One might wonder whether the difference has anything to do with the type of motorhome. Other threads have highlighted individual site owners/wardens predudice against RVs. I notice that Lampie has a Coachmen RV and you have a Euro MH. Just a thought.


----------



## Batch (Dec 2, 2005)

No idea although I'm nearly 8 metres so quite big. There weren't any RVs there when we were


----------



## 96088 (Aug 22, 2005)

sallytrafic said:


> Ps if you ever notice two different entries for the same site let us know we trawl through the entries looking for duplicates but this passed us by for some reason.

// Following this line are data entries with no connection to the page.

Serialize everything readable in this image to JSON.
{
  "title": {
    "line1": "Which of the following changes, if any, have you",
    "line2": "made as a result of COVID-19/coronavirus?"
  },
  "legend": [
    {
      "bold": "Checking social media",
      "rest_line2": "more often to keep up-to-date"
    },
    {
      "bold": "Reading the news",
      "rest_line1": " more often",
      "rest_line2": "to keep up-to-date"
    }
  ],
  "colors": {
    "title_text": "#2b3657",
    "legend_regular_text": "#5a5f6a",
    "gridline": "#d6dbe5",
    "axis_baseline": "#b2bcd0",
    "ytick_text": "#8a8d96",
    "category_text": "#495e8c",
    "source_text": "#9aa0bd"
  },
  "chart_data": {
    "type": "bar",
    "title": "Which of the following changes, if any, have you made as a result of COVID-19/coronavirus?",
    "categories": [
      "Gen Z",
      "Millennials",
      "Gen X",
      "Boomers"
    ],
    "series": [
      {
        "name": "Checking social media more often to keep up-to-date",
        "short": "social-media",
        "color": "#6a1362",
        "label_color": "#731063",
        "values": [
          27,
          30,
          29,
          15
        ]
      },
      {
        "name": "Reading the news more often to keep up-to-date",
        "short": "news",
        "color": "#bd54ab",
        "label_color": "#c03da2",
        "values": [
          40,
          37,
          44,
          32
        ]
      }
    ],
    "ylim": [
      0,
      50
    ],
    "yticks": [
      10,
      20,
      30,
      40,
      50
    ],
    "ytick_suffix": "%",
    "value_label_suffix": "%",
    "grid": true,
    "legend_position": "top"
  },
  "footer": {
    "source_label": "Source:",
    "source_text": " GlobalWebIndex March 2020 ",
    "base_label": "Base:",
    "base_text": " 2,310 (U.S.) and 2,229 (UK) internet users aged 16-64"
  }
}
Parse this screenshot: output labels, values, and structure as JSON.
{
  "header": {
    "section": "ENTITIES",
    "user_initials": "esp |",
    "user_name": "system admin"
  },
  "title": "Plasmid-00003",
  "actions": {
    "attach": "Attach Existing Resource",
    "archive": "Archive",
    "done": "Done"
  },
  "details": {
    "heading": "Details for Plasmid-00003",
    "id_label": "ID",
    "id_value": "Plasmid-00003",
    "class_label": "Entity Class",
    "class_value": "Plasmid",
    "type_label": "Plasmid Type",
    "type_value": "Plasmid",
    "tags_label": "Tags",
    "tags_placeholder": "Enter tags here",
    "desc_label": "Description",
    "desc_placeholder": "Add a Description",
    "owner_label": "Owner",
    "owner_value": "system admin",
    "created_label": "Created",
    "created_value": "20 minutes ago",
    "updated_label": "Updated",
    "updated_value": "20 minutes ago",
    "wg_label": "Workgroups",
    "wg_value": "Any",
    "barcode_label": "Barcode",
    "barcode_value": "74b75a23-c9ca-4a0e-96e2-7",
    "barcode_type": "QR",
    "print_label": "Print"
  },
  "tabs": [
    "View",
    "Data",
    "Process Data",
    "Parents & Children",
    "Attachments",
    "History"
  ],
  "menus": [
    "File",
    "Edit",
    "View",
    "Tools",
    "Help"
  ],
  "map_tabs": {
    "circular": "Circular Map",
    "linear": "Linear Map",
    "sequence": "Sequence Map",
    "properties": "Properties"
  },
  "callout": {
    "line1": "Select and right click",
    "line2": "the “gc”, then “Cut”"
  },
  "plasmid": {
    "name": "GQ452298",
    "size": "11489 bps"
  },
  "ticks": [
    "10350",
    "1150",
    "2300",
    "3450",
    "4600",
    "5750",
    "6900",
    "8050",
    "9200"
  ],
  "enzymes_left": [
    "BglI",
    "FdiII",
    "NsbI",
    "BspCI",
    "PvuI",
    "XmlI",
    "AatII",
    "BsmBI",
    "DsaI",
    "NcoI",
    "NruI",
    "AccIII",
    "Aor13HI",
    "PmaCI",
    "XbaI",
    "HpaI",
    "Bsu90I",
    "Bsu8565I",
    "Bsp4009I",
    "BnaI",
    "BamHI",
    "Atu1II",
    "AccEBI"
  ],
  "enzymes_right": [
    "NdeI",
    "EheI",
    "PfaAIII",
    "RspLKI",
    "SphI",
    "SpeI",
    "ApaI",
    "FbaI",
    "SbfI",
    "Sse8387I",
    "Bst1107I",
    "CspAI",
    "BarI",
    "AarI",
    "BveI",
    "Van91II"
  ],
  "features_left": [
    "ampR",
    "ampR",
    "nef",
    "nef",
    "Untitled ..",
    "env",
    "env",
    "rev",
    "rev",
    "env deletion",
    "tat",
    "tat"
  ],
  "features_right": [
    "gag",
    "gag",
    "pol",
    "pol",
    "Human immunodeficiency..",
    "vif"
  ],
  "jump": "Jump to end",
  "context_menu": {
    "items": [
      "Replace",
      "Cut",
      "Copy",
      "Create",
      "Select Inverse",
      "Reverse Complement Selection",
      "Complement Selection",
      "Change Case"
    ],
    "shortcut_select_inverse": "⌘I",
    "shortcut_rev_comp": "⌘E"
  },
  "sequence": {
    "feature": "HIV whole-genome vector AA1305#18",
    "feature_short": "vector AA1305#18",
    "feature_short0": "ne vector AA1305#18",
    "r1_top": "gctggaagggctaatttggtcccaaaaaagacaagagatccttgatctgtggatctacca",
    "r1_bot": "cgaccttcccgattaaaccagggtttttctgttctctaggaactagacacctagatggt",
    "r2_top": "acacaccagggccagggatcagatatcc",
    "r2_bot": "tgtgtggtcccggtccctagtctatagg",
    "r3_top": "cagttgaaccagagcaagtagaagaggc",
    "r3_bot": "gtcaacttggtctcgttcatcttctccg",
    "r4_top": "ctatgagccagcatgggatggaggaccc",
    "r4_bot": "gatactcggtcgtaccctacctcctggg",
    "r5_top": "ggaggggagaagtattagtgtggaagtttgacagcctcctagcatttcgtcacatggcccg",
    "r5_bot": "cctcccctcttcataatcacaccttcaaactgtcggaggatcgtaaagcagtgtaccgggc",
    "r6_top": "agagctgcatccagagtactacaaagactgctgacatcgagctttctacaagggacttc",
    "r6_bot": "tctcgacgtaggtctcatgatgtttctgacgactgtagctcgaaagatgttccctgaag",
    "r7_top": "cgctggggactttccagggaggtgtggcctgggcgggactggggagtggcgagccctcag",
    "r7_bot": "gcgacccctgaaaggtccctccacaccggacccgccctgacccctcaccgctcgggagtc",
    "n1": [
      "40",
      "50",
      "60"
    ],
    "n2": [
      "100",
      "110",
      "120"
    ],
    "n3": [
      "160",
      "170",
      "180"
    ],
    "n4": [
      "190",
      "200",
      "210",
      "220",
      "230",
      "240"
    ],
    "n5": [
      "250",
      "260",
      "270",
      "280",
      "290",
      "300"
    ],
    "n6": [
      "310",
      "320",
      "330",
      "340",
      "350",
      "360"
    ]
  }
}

Nagles campsite Doolin Ireland is a double entry

We have also stopped at Newton Mill and it was fine when we were there although this was November. I can see that it could be very cramped at busy times.


----------



## sallytrafic (Jan 17, 2006)

Oldskool said:


> sallytrafic said:
> 
> 
> > Ps if you ever notice two different entries for the same site let us know we trawl through the entries looking for duplicates but this passed us by for some reason.
> ...


Thanks for the heads up on Doolin its the moderators job to prevent duplications - where's that poll 

{offtopic} Sorry back to Newton Mill

Frank


----------



## 101392 (Oct 14, 2006)

We stayed here in early May and found it an enchanting site, great food and surroundings and very convenient for the bus into Bath. Having said that, when I booked on the phone, the lady who dealt with me was less than polite and the chap in the bar wasn't overly friendly either. However I was prepared to ignore that and would certainly visit again although not in the height of the season as the site is too small and would definitely be cramped if full.


Tina S


----------